Au risque de faire passer l’ancien haut fonctionnaire pour une marionnette de Bercy,
qui plus est mis en examen pour « escroquerie en bande organisée » dans l’affaire Tapie-Crédit Lyonnais, accusé d’avoir été un acteur-clé en tant qu’ex-directeur de cabinet de Christine Lagarde, alors ministre de l’Economie, des Finances et de l’Industrie (2).
L’Etat redevient le patron, certes virtuel, du groupe.

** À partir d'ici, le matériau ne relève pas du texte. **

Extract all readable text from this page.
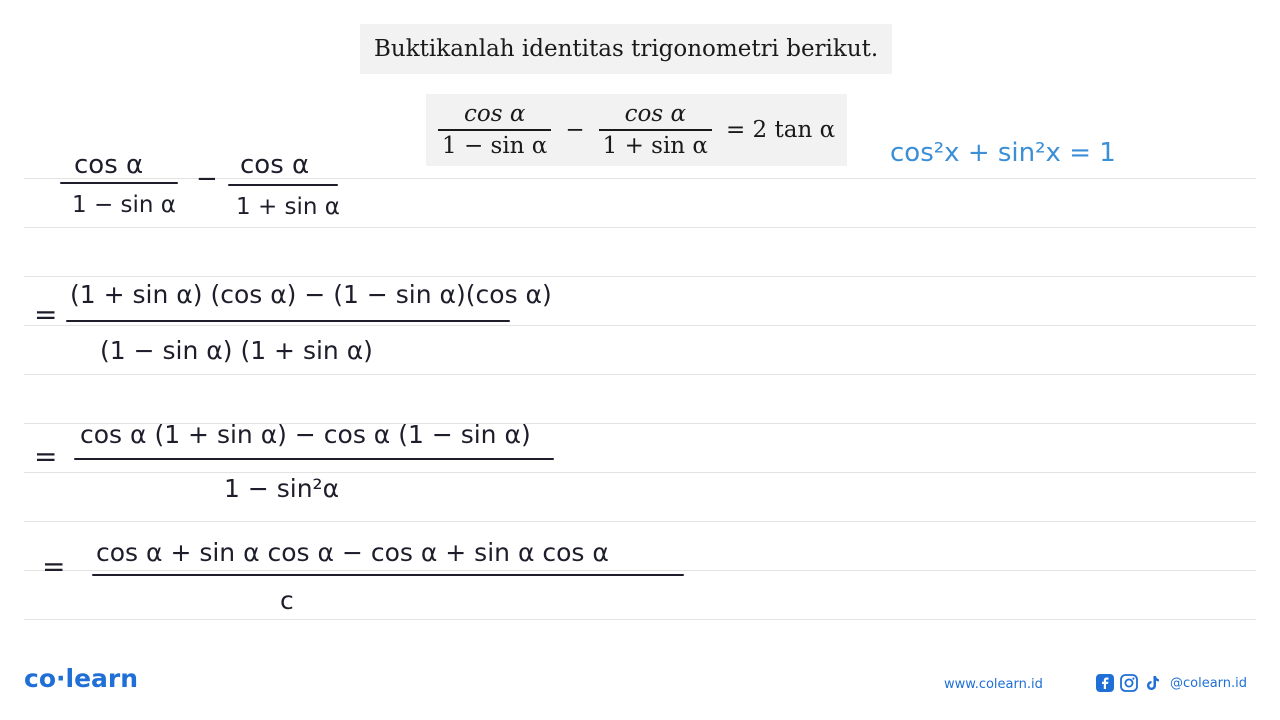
Buktikanlah identitas trigonometri berikut.
$\frac{\text{cos α}}{\text{1 − sin α}} - \frac{\text{cos α}}{\text{1 + sin α}} = 2$ tan α
cos²x + sin²x = 1
cos α
1 − sin α
− cos α
1 + sin α
=
(1 + sin α) (cos α) − (1 − sin α)(cos α)
(1 − sin α) (1 + sin α)
=
cos α (1 + sin α) − cos α (1 − sin α)
1 − sin²α
= cos α + sin α cos α − cos α + sin α cos α
c
co·learn	www.colearn.id	@colearn.id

Il l’a démontré avec force à propos de Dailymotion, filiale à 100 % de France Télécom depuis le début de l’année (3), lors d’une réunion organisée le 12 avril à Bercy entre Arnaud Montebourg et le directeur des opérations de Yahoo, Henrique de Castro. C’est à cette réunion que le géant américain
du Web a renoncé à s’emparer de 75 % du capital du français Dailymotion, là où l’Etat
ne voulait en céder que 50 %. « Yahoo et France Télécom n’ont pas trouvé d’accord
de partenariat équilibré », a regretté le 30 avril Arnaud Montebourg, après l’échec des négociations. Ce à quoi Stéphane Richard lui a rétorqué : « Dailymotion est une filiale d’Orange, et non de l’Etat. C’est le groupe, sa direction et son conseil d’administration
qui gèrent ce dossier. (…) Ce n’est pas à la demande de l’Etat que nous avons investi.
Et Dailymotion s’est révélé une bonne affaire, dont la valeur a doublé ou triplé » (4).

Orange fera-t-il oublier France Télécom ?
Le PDG de Dailymotion, Cédric Tournay, a lui aussi dit « regretter le blocage gouvernemental, parce que nous vivons dans un environnement mondialisé » (5). Aujourd’hui, il a tourné la page Yahoo et, à défaut d’être racheté pour l’instant, parle plutôt d’acquisitions. « Nous progressons surtout sur notre plan d’investissement et sur nos projets d’acquisition. Nous ne sommes pas pressés de reprendre notre recherche de partenaires mais sommes évidemment à l’écoute des propositions qui peuvent être formulées », nous a expliqué Cédric Tournay. Pour tenter de reprendre la main et montrer qu’il continuait à rechercher un investisseur outre-Atlantique pour conquérir le marché américain, vital pour Dailymotion, Stéphane Richard s’était rendu début mai dans la Silicon Valley pour essayer de rassurer les entreprises américaines sur l’intervention de l’Etat français dans ses affaires. « Je souhaite (…) que l’Etat reste discret dans ces négociations, tout en faisant valoir les intérêts de sa politique et des entreprises françaises », avait déclaré le 8 mai Fleur Pellerin, ministre déléguée chargée des PME, de l’Innovation et de l’Economie numérique.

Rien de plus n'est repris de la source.